To light up more brain circuitry, sketch out pieces of the spec on a big whiteboard. Draw a lot of pictures and diagrams. Use different colored markers. Get a few people together and generate consensus (not a turf war), and ask them to help identify issues that you forgot. That meeting is called a design review, like a code review for specs.

Who should write and own the spec?  Part three of Joel Spolsky's great four-part (1, 2, 3, 4) article answers this question, drawing on his experience at Microsoft. One person should write and own the spec, and the programmers should not report to that person. At Microsoft, that person is a program manager.

It's important to differentiate between
  • a functional spec (what the user sees and experiences, what the customer wants) dealing with features, screens, dialog boxes, UI and UX, work flow
  • and a technical spec (the stuff under the hood) dealing with system components, data structures and algorithms, communication protocols, database schemas, tools, languages, test methodologies, and external dependencies which may have hard-to-predict schedule impacts
Write the functional spec first, then the technical spec, then the code. If you love test-driven development then write the specs, then the tests, then the code.

Joel's article includes some great points on keeping the spec readable.
  • Use humor. It helps people stay awake.
  • Write simply, clearly, and briefly.

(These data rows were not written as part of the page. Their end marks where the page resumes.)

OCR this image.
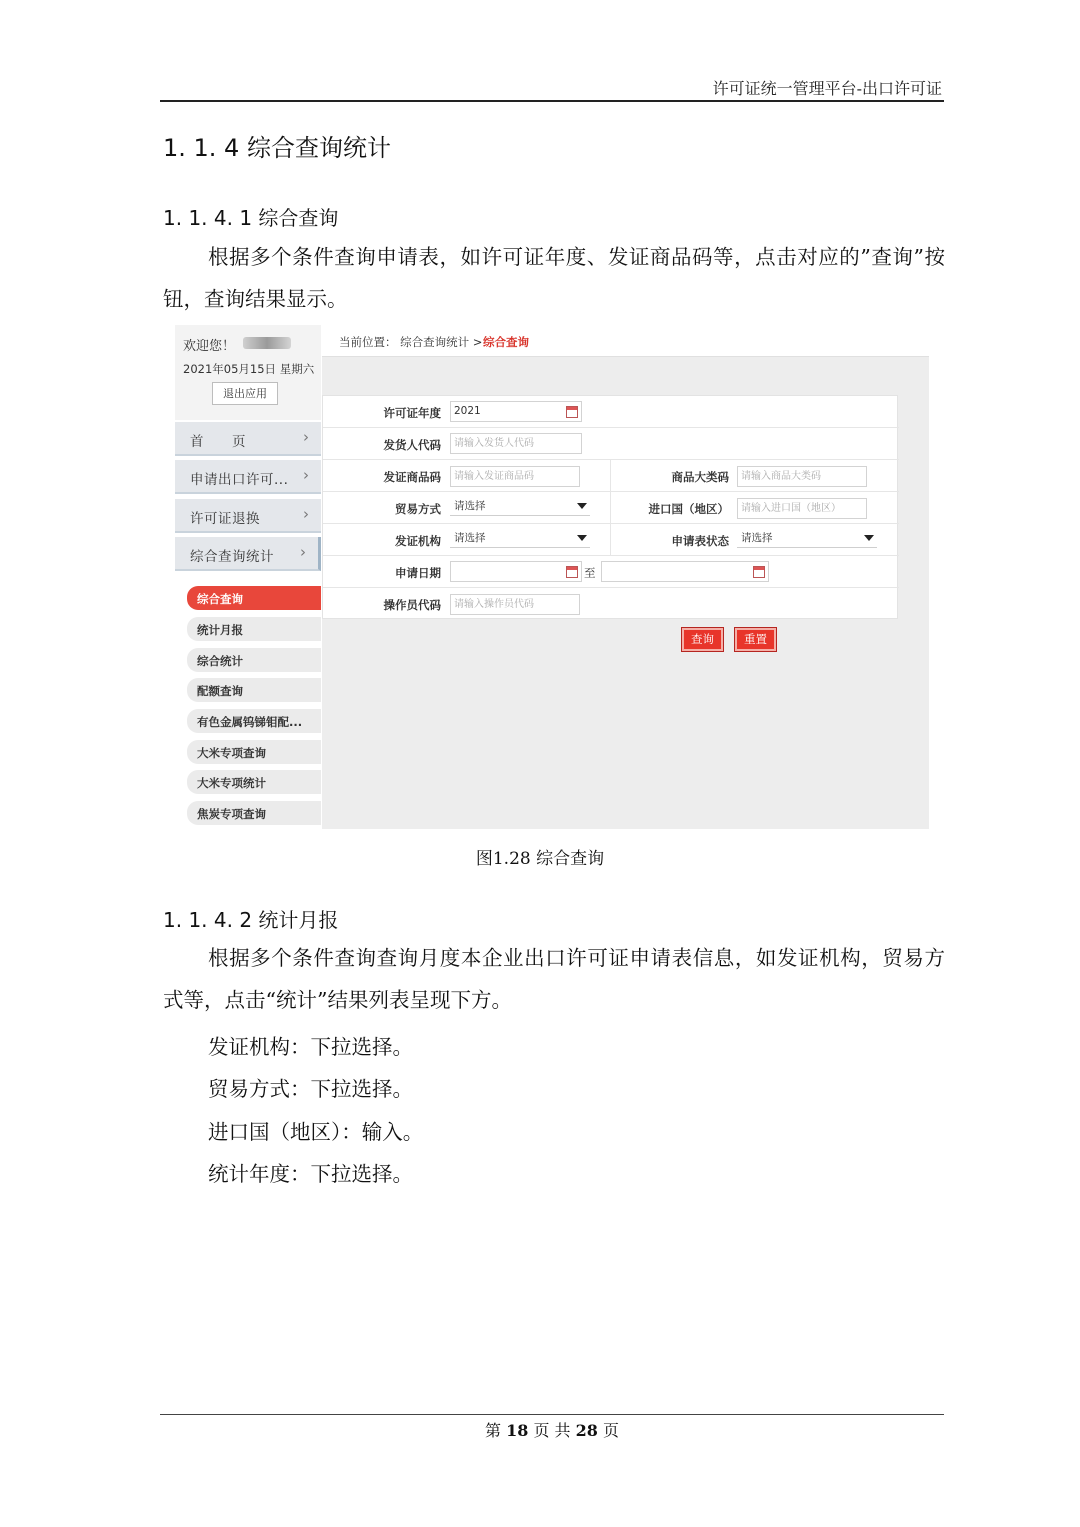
许可证统一管理平台-出口许可证
1. 1. 4 综合查询统计
1. 1. 4. 1 综合查询
根据多个条件查询申请表，如许可证年度、发证商品码等，点击对应的”查询”按钮，查询结果显示。
欢迎您！
2021年05月15日 星期六
退出应用
首　　页	›
申请出口许可... ›
许可证退换	›
综合查询统计 ›
综合查询
统计月报
综合统计
配额查询
有色金属钨锑钼配...
大米专项查询
大米专项统计
焦炭专项查询
当前位置： 综合查询统计 > 综合查询
许可证年度	2021
发货人代码	请输入发货人代码
发证商品码	请输入发证商品码	商品大类码	请输入商品大类码
贸易方式	请选择	进口国（地区）	请输入进口国（地区）
发证机构	请选择	申请表状态	请选择
申请日期	至
操作员代码	请输入操作员代码
查询	重置
图1.28 综合查询
1. 1. 4. 2 统计月报
根据多个条件查询查询月度本企业出口许可证申请表信息，如发证机构，贸易方式等，点击“统计”结果列表呈现下方。
发证机构：下拉选择。
贸易方式：下拉选择。
进口国（地区）：输入。
统计年度：下拉选择。
第 18 页 共 28 页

Don't pontificate.
  • Re-read your own spec, many times. Eat your own literary dogfood. If you can't stay awake, nobody else will either.
  • Avoid working to a template unless politically necessary.
How do you know when the spec is done?
  • The functional spec is done when the system can be designed, built, tested, and deployed without asking more questions about the user interface or user experience.
  • The technical spec is done when each component of the system can be designed, built, tested, and deployed without asking more questions about the rest of the system.
This doesn't mean that these documents can never be updated or renegotiated. But the goal is to aim for as little subsequent change as possible.

I am still sorely tempted by the idea of a quick prototype, an "executable spec" that exposes bugs in design or logical consistency. Maybe it's OK to co-develop this with the spec, or tinker with it on one's own time, or consider it as a first phase of the coding. I'm still sorting this out. The basic rationale of a spec, that fixing bugs in text is easier and cheaper than fixing bugs in code, still needs to be observed.